Metabolic labelling and immunoprecipitation.

Cutinase-producing strains were cultured in shake flasks, and 5-ml samples were taken 22 h after induction with 5% d-xylose. Each mycelium sample was filtered over Miracloth (Calbiochem, La Jolla, Calif.), washed with 5 ml of minimal medium without yeast extract (MM-Y), and induced with 5 ml of this medium containing 2.5% d-xylose. The mycelium was shaken for 1 h at 30°C and 125 rpm, and then 20 to 30 μCi of ³⁵S-labelled methionine-cysteine (1,000 Ci/mmol; Pro-mix; Amersham) per ml was added. After 20 min, the mycelium was washed again with MM-Y, suspended in MM-Y containing xylose, and 25 mM methionine and 25 mM cysteine were added. One-milliliter samples were taken at intervals and kept on ice during further treatments. The medium was removed by centrifugation, and the mycelium was washed with ice-cold phosphate buffer (50 mM Na₂HPO₄/NaH₂PO₄ [pH 7.0], 1 mM EDTA, 1 mM phenylmethylsulfonyl fluoride [PMSF]). The mycelium samples were disrupted in 1 ml of solubilization buffer (20 mM Tris-HCl [pH 7.5], 150 mM NaCl, 0.1% SDS, 0.5% Triton X-100, 1 mM EDTA, 1 mM PMSF) by adding 0.8 g of acid-washed glass beads and vortexing three times for 30 s in glass vials. The disrupted mycelium samples were incubated for 5 min at 94°C in 2-ml Eppendorf tubes and centrifuged for 10 min at 14,000 × g and 4°C. The supernatant collected was designated the soluble intracellular protein fraction.
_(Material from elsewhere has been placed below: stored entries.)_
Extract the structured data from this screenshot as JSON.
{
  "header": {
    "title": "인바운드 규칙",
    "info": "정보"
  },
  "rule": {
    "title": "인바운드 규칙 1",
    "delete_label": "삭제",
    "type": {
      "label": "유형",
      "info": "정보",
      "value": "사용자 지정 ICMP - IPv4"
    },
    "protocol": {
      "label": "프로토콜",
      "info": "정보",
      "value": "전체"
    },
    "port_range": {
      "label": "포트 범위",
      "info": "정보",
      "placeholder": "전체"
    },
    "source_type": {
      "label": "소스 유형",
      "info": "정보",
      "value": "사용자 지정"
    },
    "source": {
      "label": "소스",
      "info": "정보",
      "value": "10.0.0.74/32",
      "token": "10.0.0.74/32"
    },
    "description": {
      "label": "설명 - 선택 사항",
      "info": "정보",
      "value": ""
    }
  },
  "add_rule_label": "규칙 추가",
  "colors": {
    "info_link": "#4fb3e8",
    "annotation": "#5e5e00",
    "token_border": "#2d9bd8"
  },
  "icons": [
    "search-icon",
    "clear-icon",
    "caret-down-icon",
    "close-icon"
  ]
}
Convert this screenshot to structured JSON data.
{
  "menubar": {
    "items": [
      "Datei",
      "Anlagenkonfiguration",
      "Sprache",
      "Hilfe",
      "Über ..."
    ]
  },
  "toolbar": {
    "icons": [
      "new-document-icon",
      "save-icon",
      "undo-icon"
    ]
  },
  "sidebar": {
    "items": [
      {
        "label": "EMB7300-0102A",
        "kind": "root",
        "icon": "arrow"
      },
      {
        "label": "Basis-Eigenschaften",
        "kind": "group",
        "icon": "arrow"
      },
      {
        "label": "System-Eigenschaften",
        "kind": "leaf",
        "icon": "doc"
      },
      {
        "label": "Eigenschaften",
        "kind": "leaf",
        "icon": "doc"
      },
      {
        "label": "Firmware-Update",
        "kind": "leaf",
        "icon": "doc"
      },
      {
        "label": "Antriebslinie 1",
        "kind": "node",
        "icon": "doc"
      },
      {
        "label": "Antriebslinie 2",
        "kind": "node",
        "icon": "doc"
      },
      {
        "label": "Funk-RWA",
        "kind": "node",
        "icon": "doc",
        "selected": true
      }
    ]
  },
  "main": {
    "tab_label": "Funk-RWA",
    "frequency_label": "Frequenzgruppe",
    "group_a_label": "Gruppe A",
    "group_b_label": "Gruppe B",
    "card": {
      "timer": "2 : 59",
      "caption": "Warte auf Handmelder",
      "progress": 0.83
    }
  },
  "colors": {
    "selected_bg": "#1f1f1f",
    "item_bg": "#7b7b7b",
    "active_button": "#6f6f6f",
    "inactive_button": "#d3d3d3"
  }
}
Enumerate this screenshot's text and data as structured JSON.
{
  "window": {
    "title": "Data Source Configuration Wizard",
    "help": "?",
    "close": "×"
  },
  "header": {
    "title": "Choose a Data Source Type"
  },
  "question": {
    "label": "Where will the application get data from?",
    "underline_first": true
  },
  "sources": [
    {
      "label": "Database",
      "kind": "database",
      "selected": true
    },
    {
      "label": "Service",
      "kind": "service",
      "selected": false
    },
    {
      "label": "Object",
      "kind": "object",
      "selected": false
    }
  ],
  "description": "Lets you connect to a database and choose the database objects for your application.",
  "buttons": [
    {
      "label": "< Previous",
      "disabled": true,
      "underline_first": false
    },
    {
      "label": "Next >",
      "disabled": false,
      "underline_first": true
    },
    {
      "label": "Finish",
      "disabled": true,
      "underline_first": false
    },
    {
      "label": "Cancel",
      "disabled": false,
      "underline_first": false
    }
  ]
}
Immunoprecipitation of the labelled cutinase was performed with a solution containing 200 μl of the soluble intracellular protein fraction, 200 μl of immunoprecipitation buffer (50 mM Tris-HCl [pH 7.5], 150 mM NaCl, 0.5% Tween 20, 1 mM EDTA, 1 mM PMSF), and 25 μl of cutinase-specific polyclonal antiserum. The samples were rotated at room temperature for 2 h, 30 μl of protein A-Sepharose CL-4B (0.14 g/ml; Sigma) was added, and the mixture was incubated for an additional 2 to 16 h. Subsequently, the samples were centrifuged for 10 min at 14,000 × g and 4°C. The immunoprecipitates were washed with immunoprecipitation buffer, and 10 μl of SDS sample buffer was added. Extracellular proteins were precipitated by adding 15 μl of 50% (vol/vol) trichloroacetic acid to 200 μl of extracellular medium, incubating the preparation on ice for 30 min, and centrifuging it for 10 min at 14,000 × g and 4°C. The precipitates were washed with 200 μl of ice-cold acetone and resuspended in 10 μl of sample buffer. Prior to SDS-polyacrylamide gel electrophoresis, the samples were heated at 94°C for 5 min and centrifuged for 1 min. After Coomassie blue staining and destaining, the gels were treated for 15 min with Amplify (Amersham), dried, and exposed to X-ray film for 1 to 2 weeks.

RESULTS

Analysis of the production of cutinase variants by A. awamori.

Six cutinase variants that were poorly secreted by S. cerevisiae were studied further with A. awamori (Table 1). The expression of the genes was controlled by the inducible exlA promoter (10). In an earlier study, twofold more cutinase was produced by strains containing a cassette with the mature cutinase region fused directly to the exlA presequence than by strains containing constructs with the cutinase prosequence in addition to the exlA presequence (33). Similar cassettes expressing cutinase variants were cloned in a tandem array into cosmids and were randomly integrated into the genome of A. awamori. As a result, the locus was unknown, but the cassettes were integrated in a defined head-to-tail manner.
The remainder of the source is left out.